Pire, certains chalutiers étrangers qui approvisionnent ces usines de farine de poisson sont accusés de pêcher illégalement.
“Les chalutiers chinois et autres chalutiers étrangers pêchent parfois de petits poissons interdits ou opèrent dans des zones protégées”, me dit Henoune Ould Hamada, une ancienne inspectrice des pêches.
“Nous avons même trouvé des preuves qu’ils utilisaient de la dynamite pour attraper des poissons”, ajoute-t-il, faisant référence à la pratique consistant à utiliser des explosifs pour faire remonter des milliers de poissons à la surface.
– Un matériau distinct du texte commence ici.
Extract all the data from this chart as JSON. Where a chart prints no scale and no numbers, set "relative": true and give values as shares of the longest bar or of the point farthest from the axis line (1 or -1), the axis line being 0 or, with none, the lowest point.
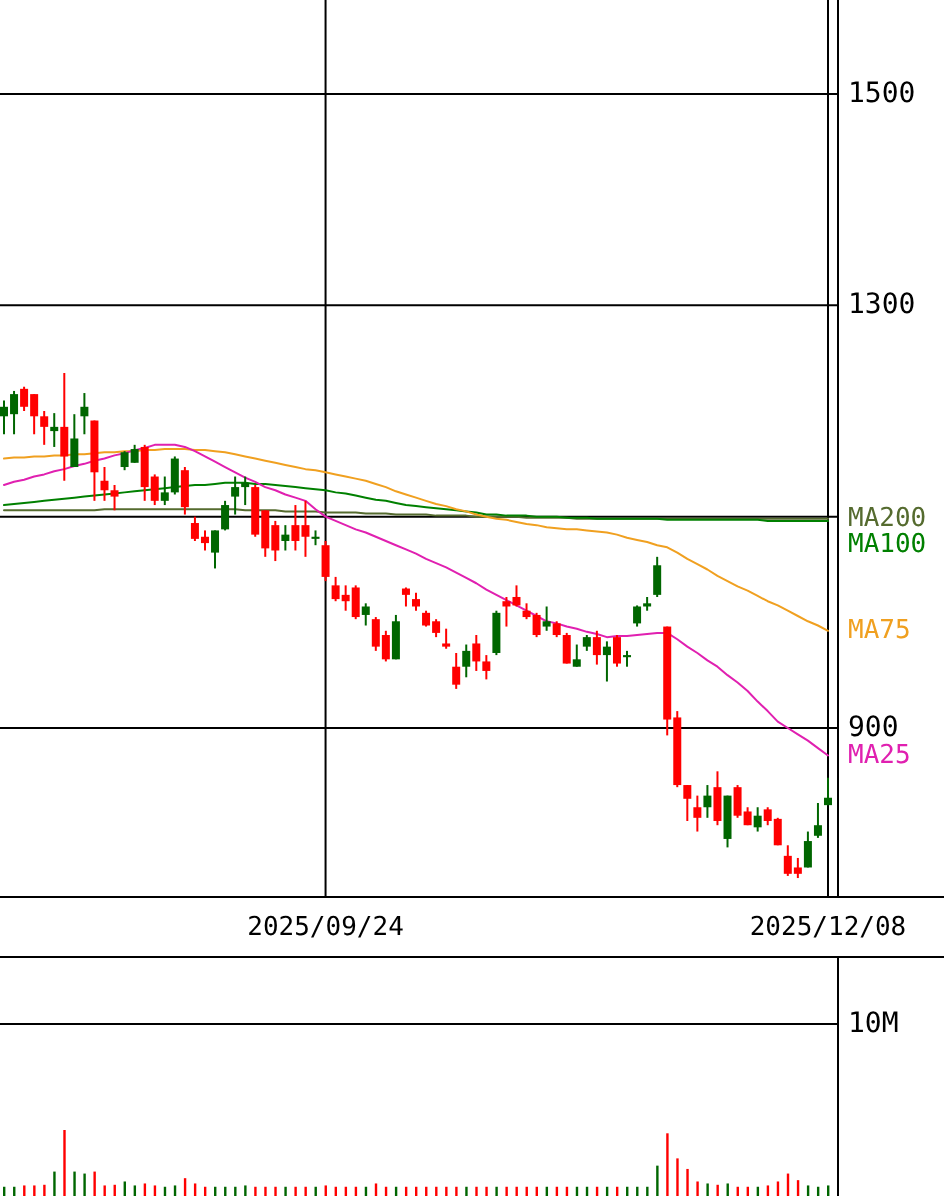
{
  "chart_data": [
    {
      "type": "candlestick",
      "categories": [
        null,
        null,
        null,
        null,
        null,
        null,
        null,
        null,
        null,
        null,
        null,
        null,
        null,
        null,
        null,
        null,
        null,
        null,
        null,
        null,
        null,
        null,
        null,
        null,
        null,
        null,
        null,
        null,
        null,
        null,
        null,
        null,
        "2025/09/24",
        null,
        null,
        null,
        null,
        null,
        null,
        null,
        null,
        null,
        null,
        null,
        null,
        null,
        null,
        null,
        null,
        null,
        null,
        null,
        null,
        null,
        null,
        null,
        null,
        null,
        null,
        null,
        null,
        null,
        null,
        null,
        null,
        null,
        null,
        null,
        null,
        null,
        null,
        null,
        null,
        null,
        null,
        null,
        null,
        null,
        null,
        null,
        null,
        null,
        "2025/12/08"
      ],
      "ohlc": [
        [
          1195,
          1210,
          1178,
          1204
        ],
        [
          1197,
          1219,
          1178,
          1216
        ],
        [
          1221,
          1223,
          1200,
          1204
        ],
        [
          1216,
          1216,
          1178,
          1195
        ],
        [
          1195,
          1200,
          1168,
          1185
        ],
        [
          1181,
          1198,
          1166,
          1185
        ],
        [
          1185,
          1236,
          1134,
          1157
        ],
        [
          1147,
          1197,
          1147,
          1174
        ],
        [
          1195,
          1217,
          1178,
          1204
        ],
        [
          1191,
          1191,
          1115,
          1142
        ],
        [
          1134,
          1147,
          1115,
          1125
        ],
        [
          1125,
          1130,
          1106,
          1119
        ],
        [
          1147,
          1162,
          1144,
          1161
        ],
        [
          1151,
          1168,
          1151,
          1164
        ],
        [
          1166,
          1168,
          1115,
          1128
        ],
        [
          1138,
          1140,
          1111,
          1115
        ],
        [
          1115,
          1138,
          1111,
          1123
        ],
        [
          1123,
          1157,
          1121,
          1155
        ],
        [
          1144,
          1147,
          1102,
          1109
        ],
        [
          1094,
          1100,
          1077,
          1079
        ],
        [
          1081,
          1087,
          1068,
          1075
        ],
        [
          1066,
          1087,
          1051,
          1087
        ],
        [
          1088,
          1115,
          1087,
          1111
        ],
        [
          1119,
          1138,
          1102,
          1128
        ],
        [
          1128,
          1138,
          1111,
          1132
        ],
        [
          1128,
          1130,
          1081,
          1083
        ],
        [
          1106,
          1106,
          1062,
          1070
        ],
        [
          1092,
          1096,
          1058,
          1068
        ],
        [
          1077,
          1092,
          1068,
          1083
        ],
        [
          1092,
          1111,
          1068,
          1077
        ],
        [
          1092,
          1115,
          1062,
          1081
        ],
        [
          1079,
          1087,
          1073,
          1081
        ],
        [
          1073,
          1077,
          1039,
          1043
        ],
        [
          1035,
          1043,
          1020,
          1022
        ],
        [
          1026,
          1035,
          1011,
          1020
        ],
        [
          1033,
          1035,
          1003,
          1005
        ],
        [
          1007,
          1018,
          997,
          1015
        ],
        [
          1003,
          1005,
          973,
          977
        ],
        [
          988,
          992,
          963,
          965
        ],
        [
          965,
          1007,
          965,
          1001
        ],
        [
          1032,
          1033,
          1015,
          1026
        ],
        [
          1022,
          1028,
          1011,
          1015
        ],
        [
          1009,
          1011,
          996,
          997
        ],
        [
          1001,
          1003,
          986,
          990
        ],
        [
          980,
          994,
          975,
          977
        ],
        [
          958,
          971,
          937,
          941
        ],
        [
          958,
          979,
          948,
          973
        ],
        [
          980,
          988,
          954,
          963
        ],
        [
          963,
          969,
          946,
          954
        ],
        [
          971,
          1011,
          969,
          1009
        ],
        [
          1020,
          1024,
          996,
          1015
        ],
        [
          1024,
          1035,
          1015,
          1016
        ],
        [
          1011,
          1018,
          1003,
          1005
        ],
        [
          1007,
          1009,
          986,
          988
        ],
        [
          996,
          1015,
          992,
          1001
        ],
        [
          999,
          1001,
          986,
          988
        ],
        [
          988,
          990,
          961,
          961
        ],
        [
          958,
          979,
          958,
          965
        ],
        [
          977,
          988,
          973,
          986
        ],
        [
          986,
          992,
          960,
          969
        ],
        [
          969,
          982,
          944,
          977
        ],
        [
          986,
          988,
          958,
          961
        ],
        [
          967,
          973,
          958,
          969
        ],
        [
          999,
          1016,
          996,
          1015
        ],
        [
          1015,
          1024,
          1011,
          1018
        ],
        [
          1026,
          1062,
          1024,
          1054
        ],
        [
          996,
          996,
          893,
          908
        ],
        [
          910,
          916,
          844,
          846
        ],
        [
          846,
          846,
          812,
          833
        ],
        [
          825,
          836,
          802,
          815
        ],
        [
          825,
          846,
          815,
          836
        ],
        [
          844,
          859,
          808,
          812
        ],
        [
          795,
          836,
          787,
          836
        ],
        [
          844,
          846,
          815,
          817
        ],
        [
          821,
          825,
          808,
          808
        ],
        [
          806,
          825,
          802,
          817
        ],
        [
          823,
          825,
          808,
          812
        ],
        [
          814,
          815,
          789,
          789
        ],
        [
          779,
          789,
          760,
          762
        ],
        [
          768,
          777,
          758,
          762
        ],
        [
          768,
          802,
          768,
          793
        ],
        [
          798,
          829,
          796,
          808
        ],
        [
          827,
          853,
          827,
          834
        ]
      ],
      "colors": [
        "#006600",
        "#006600",
        "#ff0000",
        "#ff0000",
        "#ff0000",
        "#006600",
        "#ff0000",
        "#006600",
        "#006600",
        "#ff0000",
        "#ff0000",
        "#ff0000",
        "#006600",
        "#006600",
        "#ff0000",
        "#ff0000",
        "#006600",
        "#006600",
        "#ff0000",
        "#ff0000",
        "#ff0000",
        "#006600",
        "#006600",
        "#006600",
        "#006600",
        "#ff0000",
        "#ff0000",
        "#ff0000",
        "#006600",
        "#ff0000",
        "#ff0000",
        "#006600",
        "#ff0000",
        "#ff0000",
        "#ff0000",
        "#ff0000",
        "#006600",
        "#ff0000",
        "#ff0000",
        "#006600",
        "#ff0000",
        "#ff0000",
        "#ff0000",
        "#ff0000",
        "#ff0000",
        "#ff0000",
        "#006600",
        "#ff0000",
        "#ff0000",
        "#006600",
        "#ff0000",
        "#ff0000",
        "#ff0000",
        "#ff0000",
        "#006600",
        "#ff0000",
        "#ff0000",
        "#006600",
        "#006600",
        "#ff0000",
        "#006600",
        "#ff0000",
        "#006600",
        "#006600",
        "#006600",
        "#006600",
        "#ff0000",
        "#ff0000",
        "#ff0000",
        "#ff0000",
        "#006600",
        "#ff0000",
        "#006600",
        "#ff0000",
        "#ff0000",
        "#006600",
        "#ff0000",
        "#ff0000",
        "#ff0000",
        "#ff0000",
        "#006600",
        "#006600",
        "#006600"
      ],
      "series": [
        {
          "type": "line",
          "name": "MA200",
          "color": "#556b2f",
          "values": [
            1106,
            1106,
            1106,
            1106,
            1106,
            1106,
            1106,
            1106,
            1106,
            1106,
            1107,
            1107,
            1107,
            1107,
            1107,
            1107,
            1107,
            1107,
            1107,
            1107,
            1107,
            1107,
            1107,
            1107,
            1106,
            1106,
            1106,
            1106,
            1105,
            1105,
            1105,
            1105,
            1104,
            1104,
            1104,
            1104,
            1103,
            1103,
            1103,
            1102,
            1102,
            1102,
            1102,
            1101,
            1101,
            1101,
            1101,
            1100,
            1100,
            1100,
            1100,
            1100,
            1099,
            1099,
            1099,
            1099,
            1099,
            1098,
            1098,
            1098,
            1098,
            1098,
            1098,
            1098,
            1098,
            1098,
            1098,
            1098,
            1098,
            1098,
            1098,
            1098,
            1098,
            1098,
            1098,
            1098,
            1098,
            1098,
            1098,
            1098,
            1098,
            1098,
            1098
          ]
        },
        {
          "type": "line",
          "name": "MA100",
          "color": "#008000",
          "values": [
            1111,
            1112,
            1113,
            1114,
            1115,
            1116,
            1117,
            1118,
            1119,
            1120,
            1121,
            1122,
            1123,
            1124,
            1125,
            1126,
            1127,
            1128,
            1129,
            1130,
            1130,
            1131,
            1132,
            1132,
            1132,
            1131,
            1131,
            1130,
            1129,
            1128,
            1127,
            1126,
            1125,
            1123,
            1122,
            1120,
            1118,
            1116,
            1115,
            1113,
            1111,
            1110,
            1109,
            1108,
            1107,
            1106,
            1105,
            1104,
            1102,
            1102,
            1101,
            1101,
            1101,
            1100,
            1100,
            1100,
            1099,
            1099,
            1099,
            1098,
            1098,
            1098,
            1098,
            1098,
            1098,
            1098,
            1097,
            1097,
            1097,
            1097,
            1097,
            1097,
            1097,
            1097,
            1097,
            1097,
            1096,
            1096,
            1096,
            1096,
            1096,
            1096,
            1096
          ]
        },
        {
          "type": "line",
          "name": "MA75",
          "color": "#f0a020",
          "values": [
            1155,
            1156,
            1156,
            1157,
            1157,
            1158,
            1158,
            1159,
            1159,
            1160,
            1161,
            1161,
            1162,
            1162,
            1163,
            1163,
            1164,
            1164,
            1164,
            1163,
            1163,
            1162,
            1161,
            1159,
            1157,
            1155,
            1153,
            1151,
            1149,
            1147,
            1145,
            1144,
            1142,
            1140,
            1138,
            1136,
            1134,
            1131,
            1128,
            1124,
            1121,
            1118,
            1115,
            1112,
            1110,
            1107,
            1105,
            1102,
            1100,
            1098,
            1097,
            1095,
            1093,
            1092,
            1090,
            1089,
            1088,
            1088,
            1087,
            1086,
            1085,
            1083,
            1080,
            1078,
            1076,
            1073,
            1071,
            1066,
            1060,
            1055,
            1050,
            1044,
            1039,
            1034,
            1030,
            1025,
            1020,
            1016,
            1011,
            1006,
            1001,
            997,
            992
          ]
        },
        {
          "type": "line",
          "name": "MA25",
          "color": "#e020b0",
          "values": [
            1130,
            1133,
            1135,
            1138,
            1140,
            1143,
            1145,
            1148,
            1150,
            1153,
            1155,
            1158,
            1160,
            1163,
            1165,
            1168,
            1168,
            1168,
            1166,
            1162,
            1157,
            1152,
            1147,
            1142,
            1137,
            1133,
            1128,
            1125,
            1121,
            1118,
            1115,
            1107,
            1100,
            1096,
            1092,
            1088,
            1085,
            1081,
            1077,
            1073,
            1069,
            1065,
            1060,
            1056,
            1052,
            1047,
            1042,
            1037,
            1031,
            1026,
            1021,
            1016,
            1011,
            1006,
            1001,
            999,
            996,
            994,
            991,
            989,
            986,
            987,
            987,
            988,
            989,
            990,
            990,
            984,
            977,
            971,
            964,
            958,
            950,
            943,
            935,
            925,
            916,
            906,
            900,
            894,
            888,
            881,
            874
          ]
        }
      ],
      "ylim": [
        741,
        1589
      ],
      "yticks": [
        900,
        {
          "value": 1100,
          "label": null
        },
        1300,
        1500
      ],
      "grid": true
    },
    {
      "type": "bar",
      "relative": true,
      "categories": [
        null,
        null,
        null,
        null,
        null,
        null,
        null,
        null,
        null,
        null,
        null,
        null,
        null,
        null,
        null,
        null,
        null,
        null,
        null,
        null,
        null,
        null,
        null,
        null,
        null,
        null,
        null,
        null,
        null,
        null,
        null,
        null,
        null,
        null,
        null,
        null,
        null,
        null,
        null,
        null,
        null,
        null,
        null,
        null,
        null,
        null,
        null,
        null,
        null,
        null,
        null,
        null,
        null,
        null,
        null,
        null,
        null,
        null,
        null,
        null,
        null,
        null,
        null,
        null,
        null,
        null,
        null,
        null,
        null,
        null,
        null,
        null,
        null,
        null,
        null,
        null,
        null,
        null,
        null,
        null,
        null,
        null,
        null
      ],
      "values": [
        0.14,
        0.14,
        0.16,
        0.16,
        0.17,
        0.37,
        1,
        0.37,
        0.34,
        0.37,
        0.16,
        0.17,
        0.22,
        0.16,
        0.19,
        0.16,
        0.14,
        0.16,
        0.27,
        0.19,
        0.14,
        0.14,
        0.14,
        0.14,
        0.16,
        0.14,
        0.14,
        0.14,
        0.14,
        0.14,
        0.14,
        0.14,
        0.16,
        0.14,
        0.14,
        0.14,
        0.14,
        0.19,
        0.14,
        0.14,
        0.14,
        0.14,
        0.14,
        0.14,
        0.14,
        0.14,
        0.14,
        0.14,
        0.14,
        0.14,
        0.14,
        0.14,
        0.14,
        0.14,
        0.14,
        0.14,
        0.14,
        0.14,
        0.14,
        0.14,
        0.14,
        0.14,
        0.14,
        0.14,
        0.14,
        0.46,
        0.95,
        0.57,
        0.41,
        0.22,
        0.19,
        0.17,
        0.19,
        0.14,
        0.14,
        0.14,
        0.16,
        0.22,
        0.34,
        0.24,
        0.16,
        0.14,
        0.16
      ],
      "colors": [
        "#006600",
        "#006600",
        "#ff0000",
        "#ff0000",
        "#ff0000",
        "#006600",
        "#ff0000",
        "#006600",
        "#006600",
        "#ff0000",
        "#ff0000",
        "#ff0000",
        "#006600",
        "#006600",
        "#ff0000",
        "#ff0000",
        "#006600",
        "#006600",
        "#ff0000",
        "#ff0000",
        "#ff0000",
        "#006600",
        "#006600",
        "#006600",
        "#006600",
        "#ff0000",
        "#ff0000",
        "#ff0000",
        "#006600",
        "#ff0000",
        "#ff0000",
        "#006600",
        "#ff0000",
        "#ff0000",
        "#ff0000",
        "#ff0000",
        "#006600",
        "#ff0000",
        "#ff0000",
        "#006600",
        "#ff0000",
        "#ff0000",
        "#ff0000",
        "#ff0000",
        "#ff0000",
        "#ff0000",
        "#006600",
        "#ff0000",
        "#ff0000",
        "#006600",
        "#ff0000",
        "#ff0000",
        "#ff0000",
        "#ff0000",
        "#006600",
        "#ff0000",
        "#ff0000",
        "#006600",
        "#006600",
        "#ff0000",
        "#006600",
        "#ff0000",
        "#006600",
        "#006600",
        "#006600",
        "#006600",
        "#ff0000",
        "#ff0000",
        "#ff0000",
        "#ff0000",
        "#006600",
        "#ff0000",
        "#006600",
        "#ff0000",
        "#ff0000",
        "#006600",
        "#ff0000",
        "#ff0000",
        "#ff0000",
        "#ff0000",
        "#006600",
        "#006600",
        "#006600"
      ],
      "annotations": [
        "10M"
      ]
    }
  ]
}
M. Hamada dit que lui et de nombreux autres inspecteurs ont perdu leur emploi et ont été remplacés par une équipe d’inspection quasi militaire. Il croit que c’est parce qu’ils ont refusé de fermer les yeux sur ces activités illégales.
Surpêche et corruption
La Mauritanie s’enorgueillit pourtant d’être l’un des principaux militants de la lutte contre la corruption dans le secteur de la pêche à l’échelle mondiale.
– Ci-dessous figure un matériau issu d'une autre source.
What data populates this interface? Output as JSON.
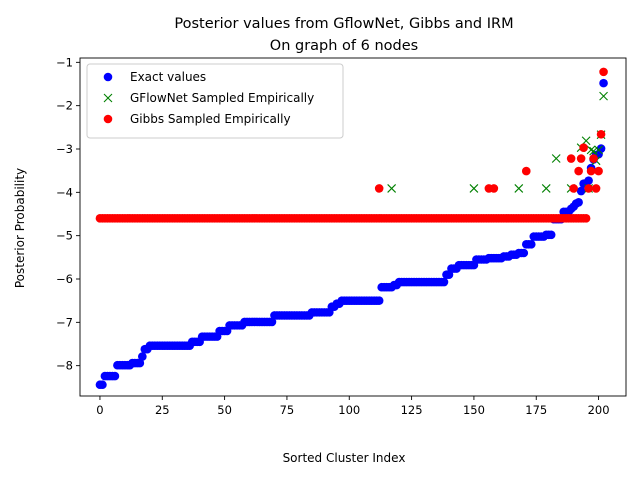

En janvier 2015, le Président Mohamed Ould Abdel Aziz a lancé l’Initiative pour la transparence dans le secteur des pêches et a exhorté les autres gouvernements à y adhérer.
M. Hamada dit que lorsque des chalutiers ont été condamnés à des amendes pour pêche illégale, les échelons supérieurs de l’inspection maintenant dissoute, ont pris un pourcentage.
Cela s’est produit entre 2005 et 2010, lorsque l’inspection était dirigée par Cheikh Ould Baya, ajoute-t-il. M. Baya, aujourd’hui président de l’Assemblée nationale et l’un des hommes les plus riches de Mauritanie.
Il a déclaré il y a cinq ans que 48% de toutes les amendes étaient conservées au profit de toute l’équipe, et a ajouté que c’était légal.
Contacté, M. Baya n’a pas souhaité répondre à la BBC. Un représentant mauritanien de la pêche a confirmé cependant que la loi permettait aux fonctionnaires de l’inspection d’encaisser 48% des amendes.
Cette loi a été abrogée peu après le départ de M. Baya du bureau d’inspection.
De retour sur le rivage, les pêcheurs traditionnels mauritaniens, qui sont censés bénéficier des restrictions imposées aux pêcheurs sénégalais, se plaignent également de la pénurie de poisson.
“Avant, on attrapait beaucoup de poissons en une seule journée, mais maintenant c’est très difficile de trouver quoi que ce soit parce que les gros chalutiers attrapent tout” affirme Abdullahi Bahry, un pêcheur debout sur la plage, avec des rangées interminables d’usines de farine de poisson qui s’étendent derrière lui.
“Les choses sont terribles. Si nous ne faisons rien, la mer bleue deviendra noire et nous manquerons de poissons.”